その2「是非ない」
「是非ない」は是非を論ずるまでもなく事態を受け入れる様子を表す形容詞。「彼が委員になったのはぜひないことだった」のように修飾語で用いられることが多く、述語になるときは「事情が事情だからぜひもない」のように「是非もない」という形になることが多いです。「是非ない」は「仕方がない」に似ていますが、「仕方がない」がある状況に基づいて主観的な判断を下して諦めているニュアンスがあるのに対して、「是非ない」はもっと理性的で客観的な根拠のある点で異なりますよ。そのため「今さら後悔したって是非ないことだ」は誤用となり、正しくは「今さら後悔したって仕方がないことだ」となります。
「是非ない」は「やむを得ない」にも近いですが、「やむを得ない」は話者の判断としてのあきらめを意味し客観的な根拠を暗示しない点で異なりますよ。「是非ない」はまた「余儀ない」にも似ていますが、「余儀ない」が事態を受け入れるに際して他にとるべき道がないことを強調する暗示があるのに対して、「是非ない」は受け入れ方に客観性があることを暗示します。したがって「是非ない選択」は「しかたがない選択」、「余儀ない選択」は「他にとるべき道がない選択」というニュアンスになるでしょう。ちなみに「何が何でも」との違いは、「何が何でも」はどんな事態になっても目的を完遂しようとする主体の強い意志を暗示するという点です。
その3「絶対」
「絶対」は意思や判断を誇張する様子を表します。「ぜったいにご迷惑はおかけしません」などのように述語にかかる修飾語になりますが、「今度の発表会には必ず来てね。絶対よ」のように述語部分を省略する用法もありますよ。理由のいかんを問題にせず、話者が非常に強い確信をもっている様子を誇張的に表します。肯定的な内容の場合には「絶対」は「必ず」や「きっと」に似ていますが、「必ず」は例外なく一定の結果になるという法則性を元にした確信を暗示しますし、「きっと」は主観的で確信の程度はやや低い。また、否定的な内容の場合には「絶対」は「決して」や「断じて」に似ていますが、「決して」はある前提を踏まえてなお強く打ち消すニュアンスがあり、しばしば条件付きの否定や部分否定になることがあります。

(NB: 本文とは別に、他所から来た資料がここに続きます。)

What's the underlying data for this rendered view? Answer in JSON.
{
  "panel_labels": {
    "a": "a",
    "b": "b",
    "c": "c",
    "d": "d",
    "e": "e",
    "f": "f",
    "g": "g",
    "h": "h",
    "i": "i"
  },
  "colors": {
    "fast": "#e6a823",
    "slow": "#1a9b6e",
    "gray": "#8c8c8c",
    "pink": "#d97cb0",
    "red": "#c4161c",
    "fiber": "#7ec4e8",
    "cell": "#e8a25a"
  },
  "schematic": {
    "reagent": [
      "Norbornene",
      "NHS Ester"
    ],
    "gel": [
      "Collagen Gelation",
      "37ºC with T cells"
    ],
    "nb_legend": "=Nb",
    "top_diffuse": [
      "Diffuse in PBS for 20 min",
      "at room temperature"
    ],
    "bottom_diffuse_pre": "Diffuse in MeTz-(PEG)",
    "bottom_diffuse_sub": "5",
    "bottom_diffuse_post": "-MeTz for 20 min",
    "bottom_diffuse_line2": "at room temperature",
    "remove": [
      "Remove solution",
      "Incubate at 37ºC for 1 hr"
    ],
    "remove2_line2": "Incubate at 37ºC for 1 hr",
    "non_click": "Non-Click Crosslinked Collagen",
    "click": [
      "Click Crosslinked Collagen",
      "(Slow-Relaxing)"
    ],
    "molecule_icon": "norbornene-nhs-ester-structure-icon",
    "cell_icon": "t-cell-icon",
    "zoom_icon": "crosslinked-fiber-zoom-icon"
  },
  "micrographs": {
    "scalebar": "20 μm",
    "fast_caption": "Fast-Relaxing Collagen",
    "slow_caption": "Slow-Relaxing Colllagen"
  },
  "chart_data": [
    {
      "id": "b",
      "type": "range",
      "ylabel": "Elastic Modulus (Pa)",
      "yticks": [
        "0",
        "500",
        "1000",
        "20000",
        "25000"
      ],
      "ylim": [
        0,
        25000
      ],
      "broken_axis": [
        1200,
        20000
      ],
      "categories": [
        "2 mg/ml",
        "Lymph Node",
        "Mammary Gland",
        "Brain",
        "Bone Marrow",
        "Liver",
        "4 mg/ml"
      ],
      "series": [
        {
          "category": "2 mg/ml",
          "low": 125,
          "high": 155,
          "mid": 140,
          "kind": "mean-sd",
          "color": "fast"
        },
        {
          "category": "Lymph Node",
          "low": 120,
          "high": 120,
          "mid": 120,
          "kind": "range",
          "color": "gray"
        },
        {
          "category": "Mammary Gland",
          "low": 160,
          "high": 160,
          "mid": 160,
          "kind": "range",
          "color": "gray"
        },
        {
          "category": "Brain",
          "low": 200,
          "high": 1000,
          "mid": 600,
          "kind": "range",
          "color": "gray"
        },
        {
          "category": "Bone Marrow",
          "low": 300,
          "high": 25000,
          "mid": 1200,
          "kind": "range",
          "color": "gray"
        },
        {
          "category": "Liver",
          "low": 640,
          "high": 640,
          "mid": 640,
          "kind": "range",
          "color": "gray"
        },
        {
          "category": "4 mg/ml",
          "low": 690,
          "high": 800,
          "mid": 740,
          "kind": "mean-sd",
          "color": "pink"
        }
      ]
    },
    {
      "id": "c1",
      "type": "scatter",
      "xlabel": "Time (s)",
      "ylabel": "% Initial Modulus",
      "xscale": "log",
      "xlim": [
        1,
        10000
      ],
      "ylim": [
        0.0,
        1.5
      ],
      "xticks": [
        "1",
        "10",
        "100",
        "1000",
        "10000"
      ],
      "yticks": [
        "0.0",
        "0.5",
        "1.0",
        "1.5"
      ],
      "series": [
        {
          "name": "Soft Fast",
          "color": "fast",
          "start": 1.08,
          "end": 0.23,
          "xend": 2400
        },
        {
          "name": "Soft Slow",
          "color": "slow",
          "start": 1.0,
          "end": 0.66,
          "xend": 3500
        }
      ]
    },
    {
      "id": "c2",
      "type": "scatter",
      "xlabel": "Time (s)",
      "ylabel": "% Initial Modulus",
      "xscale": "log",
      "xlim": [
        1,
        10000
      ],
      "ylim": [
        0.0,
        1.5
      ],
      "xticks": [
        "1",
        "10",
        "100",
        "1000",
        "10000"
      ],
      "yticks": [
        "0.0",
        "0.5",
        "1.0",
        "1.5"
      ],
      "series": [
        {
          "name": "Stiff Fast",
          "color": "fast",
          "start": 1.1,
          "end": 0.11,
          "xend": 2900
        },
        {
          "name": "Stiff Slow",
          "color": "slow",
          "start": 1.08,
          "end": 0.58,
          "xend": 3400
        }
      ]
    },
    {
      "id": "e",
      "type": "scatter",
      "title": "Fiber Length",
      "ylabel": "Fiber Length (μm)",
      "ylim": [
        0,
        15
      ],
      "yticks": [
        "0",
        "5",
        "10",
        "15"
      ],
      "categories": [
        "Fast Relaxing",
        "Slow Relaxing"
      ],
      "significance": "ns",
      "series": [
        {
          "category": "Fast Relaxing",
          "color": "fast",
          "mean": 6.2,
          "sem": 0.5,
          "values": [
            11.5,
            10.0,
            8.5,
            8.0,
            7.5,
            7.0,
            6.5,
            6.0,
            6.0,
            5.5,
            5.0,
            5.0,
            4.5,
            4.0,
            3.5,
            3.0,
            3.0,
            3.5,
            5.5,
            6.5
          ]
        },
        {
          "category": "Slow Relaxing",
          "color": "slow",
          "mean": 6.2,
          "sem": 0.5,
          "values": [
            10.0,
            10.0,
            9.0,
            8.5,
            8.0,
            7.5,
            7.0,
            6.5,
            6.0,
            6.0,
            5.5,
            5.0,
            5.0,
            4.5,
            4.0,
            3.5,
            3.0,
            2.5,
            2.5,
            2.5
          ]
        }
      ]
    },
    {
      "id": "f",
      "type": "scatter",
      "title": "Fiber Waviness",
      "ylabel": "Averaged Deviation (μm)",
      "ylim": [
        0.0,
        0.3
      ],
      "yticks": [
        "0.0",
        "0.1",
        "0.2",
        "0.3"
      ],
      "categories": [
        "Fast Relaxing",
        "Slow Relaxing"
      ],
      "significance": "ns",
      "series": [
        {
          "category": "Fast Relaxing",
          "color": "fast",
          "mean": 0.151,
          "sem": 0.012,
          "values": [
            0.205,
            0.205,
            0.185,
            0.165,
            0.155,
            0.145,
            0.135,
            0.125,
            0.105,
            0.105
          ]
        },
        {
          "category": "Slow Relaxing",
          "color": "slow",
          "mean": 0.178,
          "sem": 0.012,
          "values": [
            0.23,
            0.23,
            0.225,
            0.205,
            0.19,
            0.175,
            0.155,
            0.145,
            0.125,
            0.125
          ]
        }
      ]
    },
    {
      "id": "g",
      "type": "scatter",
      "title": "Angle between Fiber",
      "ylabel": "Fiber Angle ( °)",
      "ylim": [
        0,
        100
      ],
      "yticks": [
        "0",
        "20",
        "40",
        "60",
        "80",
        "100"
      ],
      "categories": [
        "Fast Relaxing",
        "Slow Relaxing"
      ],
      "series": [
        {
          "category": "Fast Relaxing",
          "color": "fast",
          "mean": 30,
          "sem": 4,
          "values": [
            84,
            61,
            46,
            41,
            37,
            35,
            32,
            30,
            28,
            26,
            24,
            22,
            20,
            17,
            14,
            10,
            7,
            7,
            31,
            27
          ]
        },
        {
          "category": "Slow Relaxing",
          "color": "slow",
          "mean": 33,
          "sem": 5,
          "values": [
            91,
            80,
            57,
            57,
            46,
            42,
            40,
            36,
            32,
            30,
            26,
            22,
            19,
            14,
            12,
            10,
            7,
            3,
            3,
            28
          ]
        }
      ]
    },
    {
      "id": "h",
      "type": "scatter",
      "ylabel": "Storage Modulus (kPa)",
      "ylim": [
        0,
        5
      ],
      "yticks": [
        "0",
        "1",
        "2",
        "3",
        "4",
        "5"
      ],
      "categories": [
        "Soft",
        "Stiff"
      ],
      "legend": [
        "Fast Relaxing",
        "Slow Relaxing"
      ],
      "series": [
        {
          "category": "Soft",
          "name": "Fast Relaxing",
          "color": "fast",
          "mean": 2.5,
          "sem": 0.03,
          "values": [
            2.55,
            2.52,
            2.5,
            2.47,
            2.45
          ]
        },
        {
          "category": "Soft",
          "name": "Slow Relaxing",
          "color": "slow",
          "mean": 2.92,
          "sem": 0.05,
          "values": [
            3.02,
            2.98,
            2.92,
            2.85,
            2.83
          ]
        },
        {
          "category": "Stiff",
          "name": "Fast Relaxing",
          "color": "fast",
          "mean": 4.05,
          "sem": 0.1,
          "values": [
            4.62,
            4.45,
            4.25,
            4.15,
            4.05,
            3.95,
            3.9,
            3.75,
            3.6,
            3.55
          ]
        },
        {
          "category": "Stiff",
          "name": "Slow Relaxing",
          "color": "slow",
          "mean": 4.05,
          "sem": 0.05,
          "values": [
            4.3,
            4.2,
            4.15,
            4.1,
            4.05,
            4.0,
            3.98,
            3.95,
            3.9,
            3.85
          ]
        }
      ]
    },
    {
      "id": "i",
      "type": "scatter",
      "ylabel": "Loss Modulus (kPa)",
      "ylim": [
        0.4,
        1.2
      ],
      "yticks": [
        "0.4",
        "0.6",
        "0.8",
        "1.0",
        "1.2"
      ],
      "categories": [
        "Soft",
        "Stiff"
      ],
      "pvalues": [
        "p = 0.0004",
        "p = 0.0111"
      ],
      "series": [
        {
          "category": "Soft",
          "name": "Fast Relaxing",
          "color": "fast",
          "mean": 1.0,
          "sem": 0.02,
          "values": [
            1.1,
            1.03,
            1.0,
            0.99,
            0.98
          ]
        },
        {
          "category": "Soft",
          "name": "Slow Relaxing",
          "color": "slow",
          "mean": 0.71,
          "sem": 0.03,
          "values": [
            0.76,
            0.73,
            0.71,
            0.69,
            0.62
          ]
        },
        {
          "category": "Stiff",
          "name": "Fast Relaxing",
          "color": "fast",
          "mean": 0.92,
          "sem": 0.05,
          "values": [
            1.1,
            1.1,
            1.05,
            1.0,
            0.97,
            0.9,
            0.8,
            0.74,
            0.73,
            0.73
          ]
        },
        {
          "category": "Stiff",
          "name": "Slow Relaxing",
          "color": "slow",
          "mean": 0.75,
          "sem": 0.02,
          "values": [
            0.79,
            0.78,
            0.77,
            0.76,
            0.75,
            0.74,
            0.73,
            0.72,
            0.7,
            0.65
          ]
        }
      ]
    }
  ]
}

「断じて」はとてもかたい文章語で、規範や客観的な根拠に基づく話者の非常に強い確信を暗示するでしょう。そのため「絶対に美人ではない」は「不美人である」、「決して美人ではない」は「美人とは言い切れない」、「断じて美人ではない」は「美人でない根拠がある」というニュアンスになります。ちなみに「何が何でも」との違いは、「何が何でも」はあらゆる困難を排除して目的を完遂しようとする様子を表すという点。
「何が何でも」の対義語は?
「何が何でも」と反対の意味に近い言葉をご紹介します。さっそく見ていきましょう。
「あわよくば」
「あわよくば」は目標を達成した上にそれ以上を望む様子を表しますよ。「目標は入賞だがあわよくばメダルを狙っている」「(競馬で)損を取り返してあわよくば儲けたい」などのように述語にかかる修飾語として用いられます。一定の目標は達成した上で、それ以上のものを実力や努力でではなく、運や偶然性などによって手に入れることを望んでいる様子を表しますよ。また、最終的に手に入れるものはとても程度の高いもので、通常の状態ではそう簡単に実現できない暗示もあるでしょう。通常の目標に達したいという単なる望みや、努力・実力によって目標以上を望んでいる場合には用いられません。したがって「浪人したからあわよくば第一志望に合格したい」は誤用となり、正しくは「浪人したから願わくば第一志望に合格したい」となります。